Taxpayers filing for the 2025 income year can expect notable changes to their returns following the legislative reforms.
Significant tax relief is now in effect for Saint Lucians as sweeping changes to the country’s income tax regime apply to the 2025 income year. The amendments, recently passed in Parliament, increase child allowances, expand deductions for mortgage interest and medical expenses, raise investment caps, and make pension income fully tax-exempt.
Taxpayers filing for the 2025 income year can expect notable changes to their returns following the legislative reforms.
According to Cyprian Montrope, Acting Deputy Comptroller at the Inland Revenue Department, the measures stem from recent budget announcements and are intended to deliver meaningful financial relief to families and workers.
“One, the child allowance that persons would have normally been claiming $1,000 for children up to 10 years and up to $2,000 for older children has now significantly increased. All children in primary and secondary school can now claim up to $5,000 per child. If the child is attending university or an institution providing equivalent tertiary education, the allowance is now $10,000 per child.” Montrope explained.
The dependent relative allowance has also increased substantially, moving from $350 to $5,000. Homeowners stand to benefit as well.
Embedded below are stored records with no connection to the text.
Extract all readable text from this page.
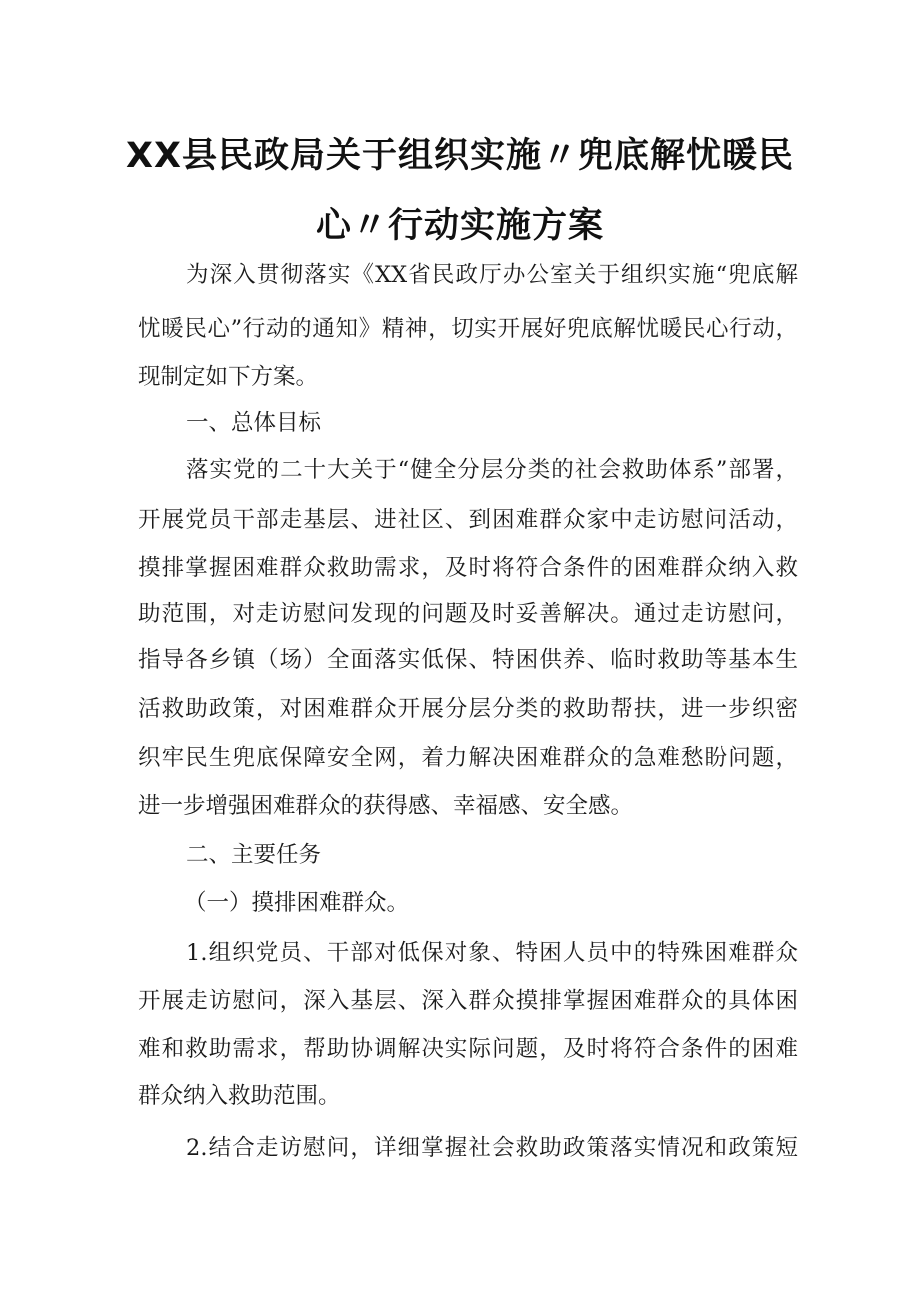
XX县民政局关于组织实施〃兜底解忧暖民
心〃行动实施方案
为深入贯彻落实《XX省民政厅办公室关于组织实施“兜底解
忧暖民心”行动的通知》精神，切实开展好兜底解忧暖民心行动，
现制定如下方案。
一、总体目标
落实党的二十大关于“健全分层分类的社会救助体系”部署，
开展党员干部走基层、进社区、到困难群众家中走访慰问活动，
摸排掌握困难群众救助需求，及时将符合条件的困难群众纳入救
助范围，对走访慰问发现的问题及时妥善解决。通过走访慰问，
指导各乡镇（场）全面落实低保、特困供养、临时救助等基本生
活救助政策，对困难群众开展分层分类的救助帮扶，进一步织密
织牢民生兜底保障安全网，着力解决困难群众的急难愁盼问题，
进一步增强困难群众的获得感、幸福感、安全感。
二、主要任务
（一）摸排困难群众。
1.组织党员、干部对低保对象、特困人员中的特殊困难群众
开展走访慰问，深入基层、深入群众摸排掌握困难群众的具体困
难和救助需求，帮助协调解决实际问题，及时将符合条件的困难
群众纳入救助范围。
2.结合走访慰问，详细掌握社会救助政策落实情况和政策短
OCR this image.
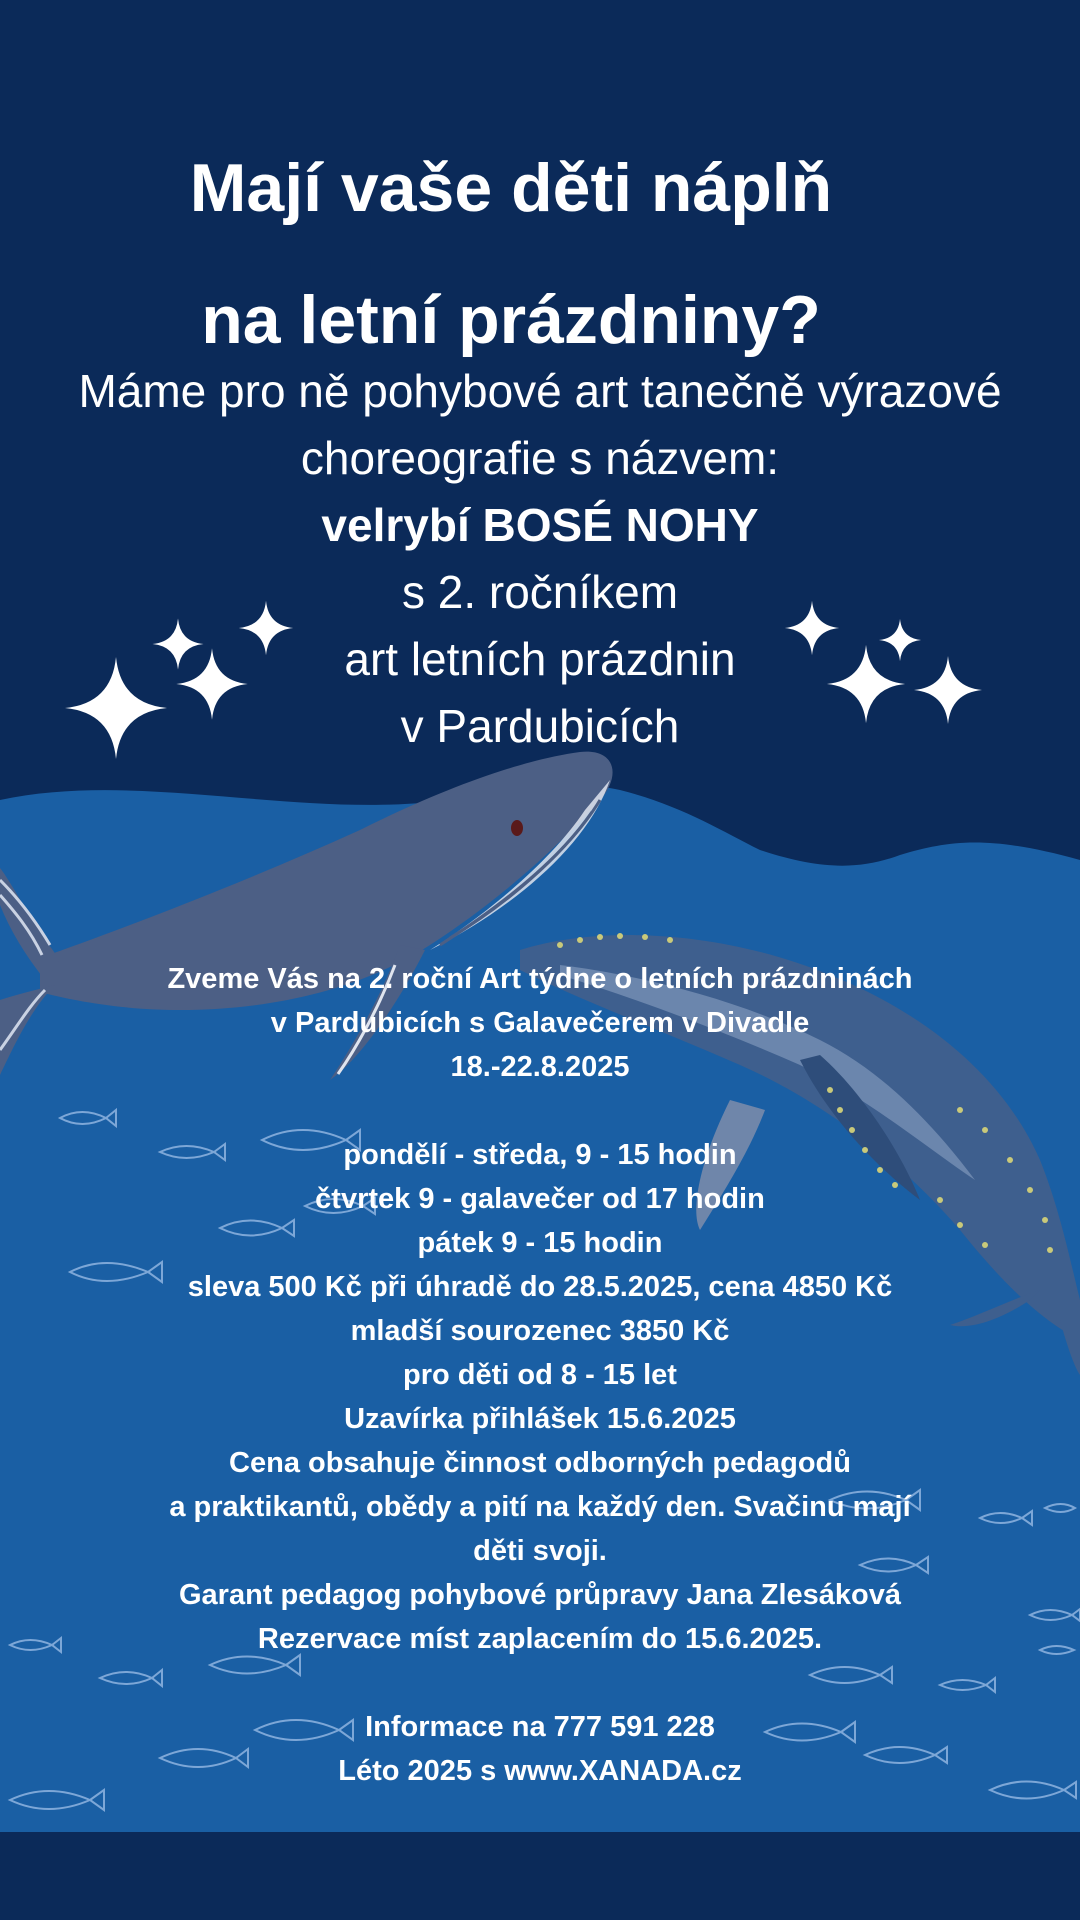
Mají vaše děti náplň
na letní prázdniny?
Máme pro ně pohybové art tanečně výrazové
choreografie s názvem:
velrybí BOSÉ NOHY
s 2. ročníkem
art letních prázdnin
v Pardubicích
Zveme Vás na 2. roční Art týdne o letních prázdninách
v Pardubicích s Galavečerem v Divadle
18.-22.8.2025
pondělí - středa, 9 - 15 hodin
čtvrtek 9 - galavečer od 17 hodin
pátek 9 - 15 hodin
sleva 500 Kč při úhradě do 28.5.2025, cena 4850 Kč
mladší sourozenec 3850 Kč
pro děti od 8 - 15 let
Uzavírka přihlášek 15.6.2025
Cena obsahuje činnost odborných pedagodů
a praktikantů, obědy a pití na každý den. Svačinu mají
děti svoji.
Garant pedagog pohybové průpravy Jana Zlesáková
Rezervace míst zaplacením do 15.6.2025.
Informace na 777 591 228
Léto 2025 s www.XANADA.cz
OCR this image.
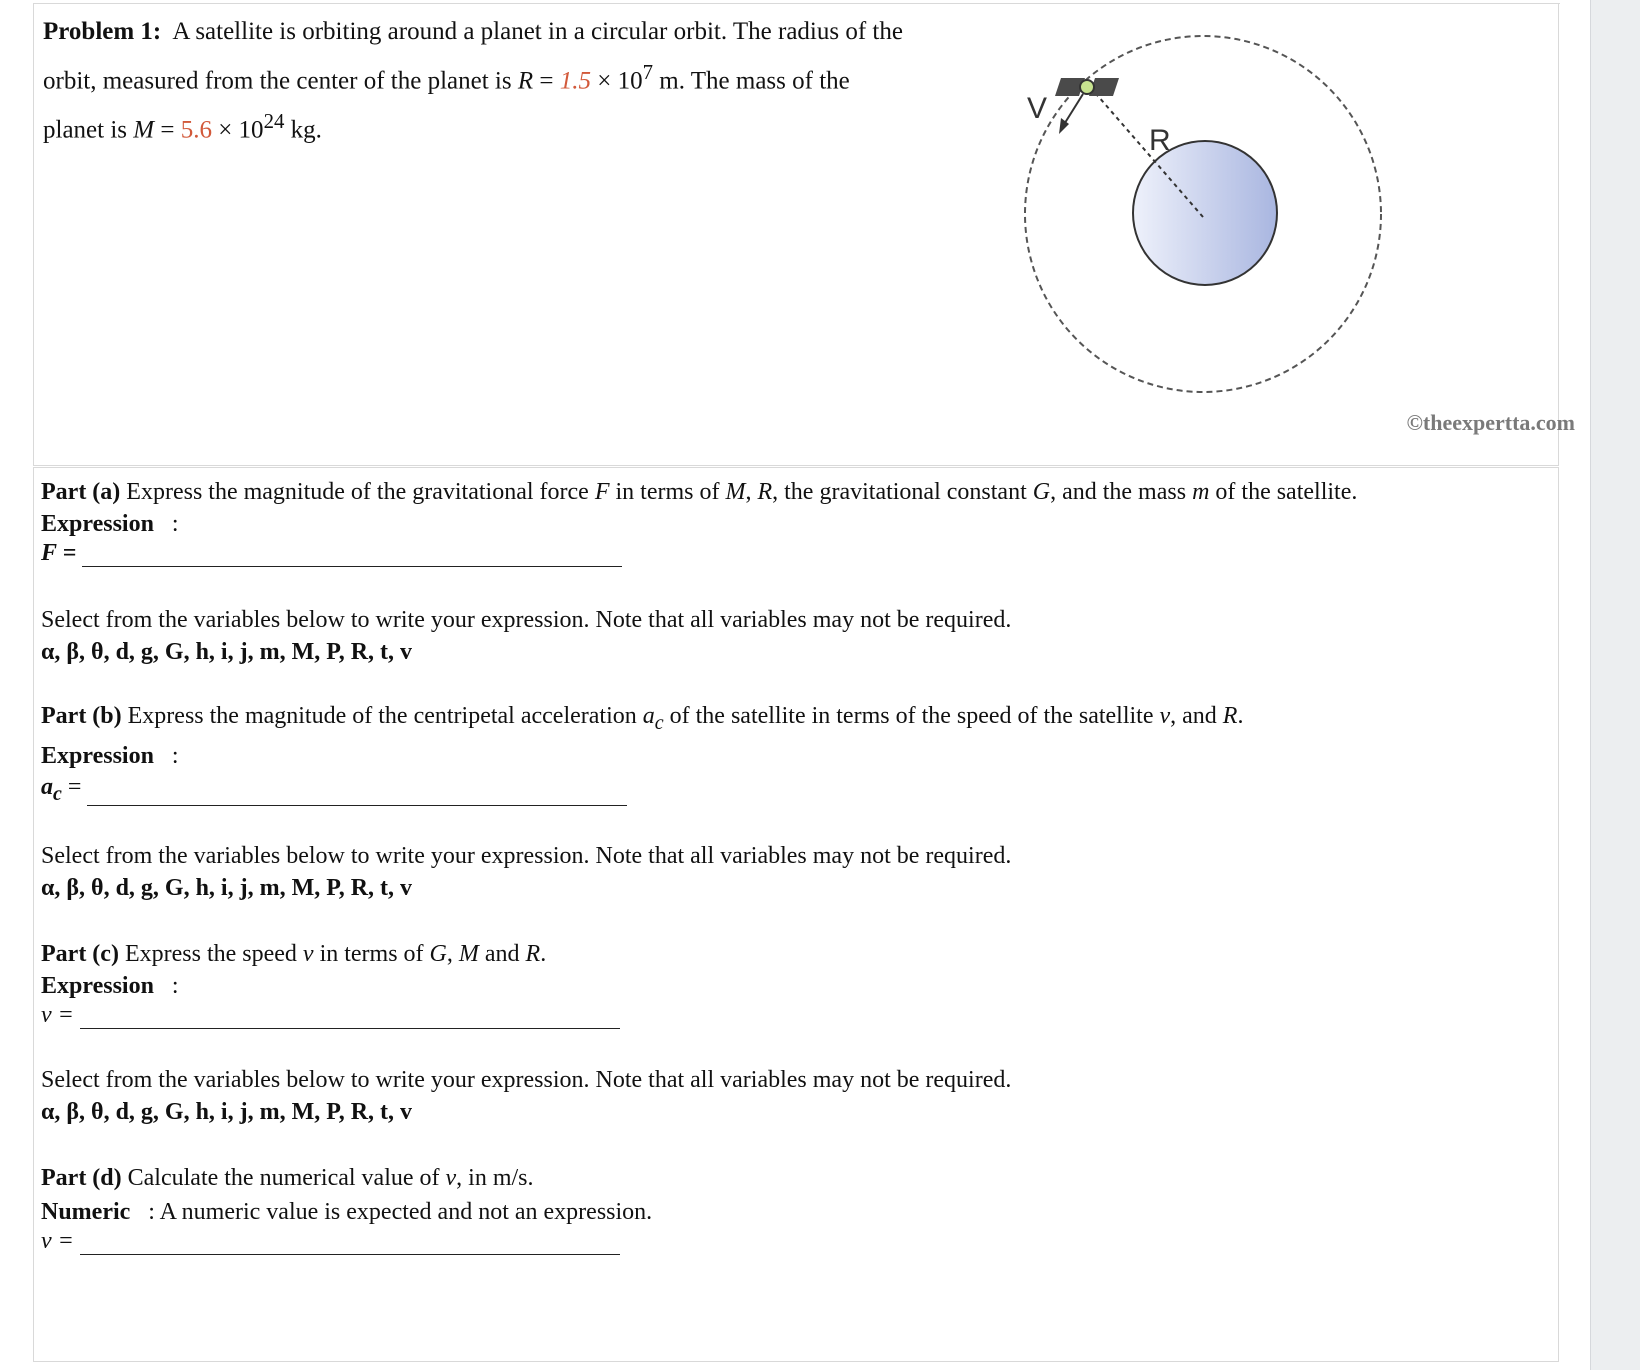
Problem 1: A satellite is orbiting around a planet in a circular orbit. The radius of the
orbit, measured from the center of the planet is $R = 1.5 \times 10^7$ m. The mass of the
planet is $M = 5.6 \times 10^{24}$ kg.
V
R
©theexpertta.com
Part (a) Express the magnitude of the gravitational force F in terms of M, R, the gravitational constant G, and the mass m of the satellite.
Expression :
F =
Select from the variables below to write your expression. Note that all variables may not be required.
α, β, θ, d, g, G, h, i, j, m, M, P, R, t, v
Part (b) Express the magnitude of the centripetal acceleration $a_c$ of the satellite in terms of the speed of the satellite v, and R.
Expression :
$a_c$ =
Select from the variables below to write your expression. Note that all variables may not be required.
α, β, θ, d, g, G, h, i, j, m, M, P, R, t, v
Part (c) Express the speed v in terms of G, M and R.
Expression :
v =
Select from the variables below to write your expression. Note that all variables may not be required.
α, β, θ, d, g, G, h, i, j, m, M, P, R, t, v
Part (d) Calculate the numerical value of v, in m/s.
Numeric : A numeric value is expected and not an expression.
v =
The mortgage interest deduction cap has increased from
$18,000 to $40,000, excluding personal and medical allowances.
“Credit union shares were previously capped at $5,000 and have now increased to $10,000. All of these increases are geared towards reducing the amount of taxes that an employee would pay on a regular basis. In terms of medical expenses, certain allowances that were not previously permitted such as fertility treatment can now be claimed.” Montrope noted.
Additionally, all investments made during the filing period both local and regional can now be claimed up to a maximum of $10,000.
One of the most impactful changes affects pensioners. Pension income is now fully exempt from taxation.
“In earlier times, pension income was included up to a certain amount and the balance taxed. Now, entire pension income whether from an approved pension fund, employer pension, government pension, or NIC pension is 100% exempt. Pensioners will only be taxed on income derived from new employment, provided it falls within the taxable brackets,” Montrope stated.
The Acting Deputy Comptroller emphasized that the changes are designed to ease the financial burden on households and enhance disposable income.
The Inland Revenue Department will continue its customary outreach during the filing period to assist taxpayers. This includes public education programmes, media engagements, advertisements, and informational flyers.
“As is customary, the IRD conducts outreach to provide assistance to taxpayers. This year will be no exception. Individuals are free to call the Department for clarification on the changes. We are in the process of disseminating the information widely, but our customer service team
remains available to provide guidance where needed,” Montrope added. The changes took effect for the income year beginning January 1, 2025.